View to the south
with 209 Mile Canyon entering from the lower right edge and
joining the Colorado River just before the large flat island
in Granite Park. The diagonal line starting about midway on
the left edge (and trending toward the river in the distance)
is the main branch of the Hurricane Fault. Movement along the
fault fractures underlying rock making it easier for periodic
rainstorms to erode away the surface. Thus, valleys and
canyons tend to develop along fault lines.
One of the side branches of the fault just grazes
the river near the island in Granite Park, and then continues
south-southeastward from there. Uplift to the east of this
branch has brought Precambrian schist and granite to the
surface to the left of the river just upstream from the
Downstream from here the rock walls next to the
river here are composed of the Tapeats to Supai Paleozoic
layers. However, the strata generally slope upward to the
south, and as a result the Precambrian basement rocks will
begin to show up again – especially to the left (east) where
they have been uplifted to the east of the Hurricane Fault.
There are still patches of the lava flows near the river, but
they are becoming steadily sparser as the river gets further
from the volcanic source zones.
In the western part of the Grand Canyon, the
Hualapai Drainage system was eroding broad valleys down to the
Esplanade Sandstone surface long before the Colorado found its
new route across the Kaibab Plateau. As a result the outer rim
formed by the Kaibab, Toroweap, Coconino, and Hermit
formations has eroded back to where it usually cannot be seen
from the river.
View to the
south with Three Springs Canyon entering from the left
(east) slightly above the midpoint of the picture. Lower
Granite Gorge begins just after Three Springs Canyon as
the 1.7 billion year old Precambrian metamorphic rocks
begin to rise above river level.
If you are rafting the river, there is an
orange-colored spring on the left side of the river just
before it starts its gradual turn to the left (Just above
the bottom edge of the picture). This is “Pumpkin Spring”

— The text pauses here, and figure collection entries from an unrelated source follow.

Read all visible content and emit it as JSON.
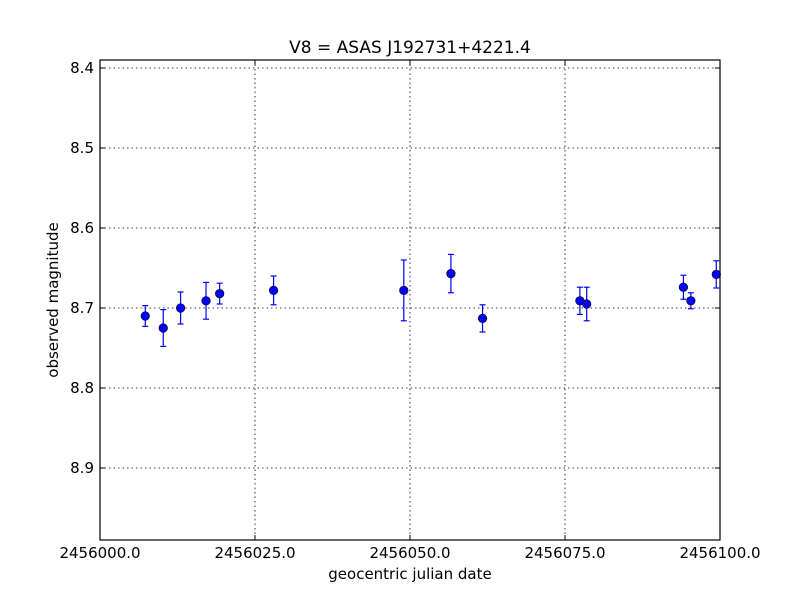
{
  "chart_data": {
    "type": "scatter",
    "title": "V8 = ASAS J192731+4221.4",
    "xlabel": "geocentric julian date",
    "ylabel": "observed magnitude",
    "xlim": [
      2456000.0,
      2456100.0
    ],
    "ylim": [
      8.99,
      8.39
    ],
    "y_inverted": true,
    "grid": true,
    "marker_color": "#0000ff",
    "x_ticks": [
      2456000.0,
      2456025.0,
      2456050.0,
      2456075.0,
      2456100.0
    ],
    "x_tick_labels": [
      "2456000.0",
      "2456025.0",
      "2456050.0",
      "2456075.0",
      "2456100.0"
    ],
    "y_ticks": [
      8.4,
      8.5,
      8.6,
      8.7,
      8.8,
      8.9
    ],
    "y_tick_labels": [
      "8.4",
      "8.5",
      "8.6",
      "8.7",
      "8.8",
      "8.9"
    ],
    "series": [
      {
        "points": [
          {
            "x": 2456007.3,
            "y": 8.71,
            "err": 0.013
          },
          {
            "x": 2456010.2,
            "y": 8.725,
            "err": 0.023
          },
          {
            "x": 2456013.0,
            "y": 8.7,
            "err": 0.02
          },
          {
            "x": 2456017.1,
            "y": 8.691,
            "err": 0.023
          },
          {
            "x": 2456019.3,
            "y": 8.682,
            "err": 0.013
          },
          {
            "x": 2456028.0,
            "y": 8.678,
            "err": 0.018
          },
          {
            "x": 2456049.0,
            "y": 8.678,
            "err": 0.038
          },
          {
            "x": 2456056.6,
            "y": 8.657,
            "err": 0.024
          },
          {
            "x": 2456061.7,
            "y": 8.713,
            "err": 0.017
          },
          {
            "x": 2456077.4,
            "y": 8.691,
            "err": 0.017
          },
          {
            "x": 2456078.5,
            "y": 8.695,
            "err": 0.021
          },
          {
            "x": 2456094.1,
            "y": 8.674,
            "err": 0.015
          },
          {
            "x": 2456095.3,
            "y": 8.691,
            "err": 0.01
          },
          {
            "x": 2456099.4,
            "y": 8.658,
            "err": 0.017
          }
        ]
      }
    ]
  }
}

which is also known as “Charlie Brown’s Great Pumpkin”.
Drinking the water from the spring is not advised as it
has a high arsenic content.
The Hurricane Fault stays just to the left of
the river through this section. The maximum displacement
along the fault is some 2,400 feet about where it
intersects Three Springs Canyon. The 2,400 foot
displacement is actually partitioned across a series of
local faults spread across the entire fault zone.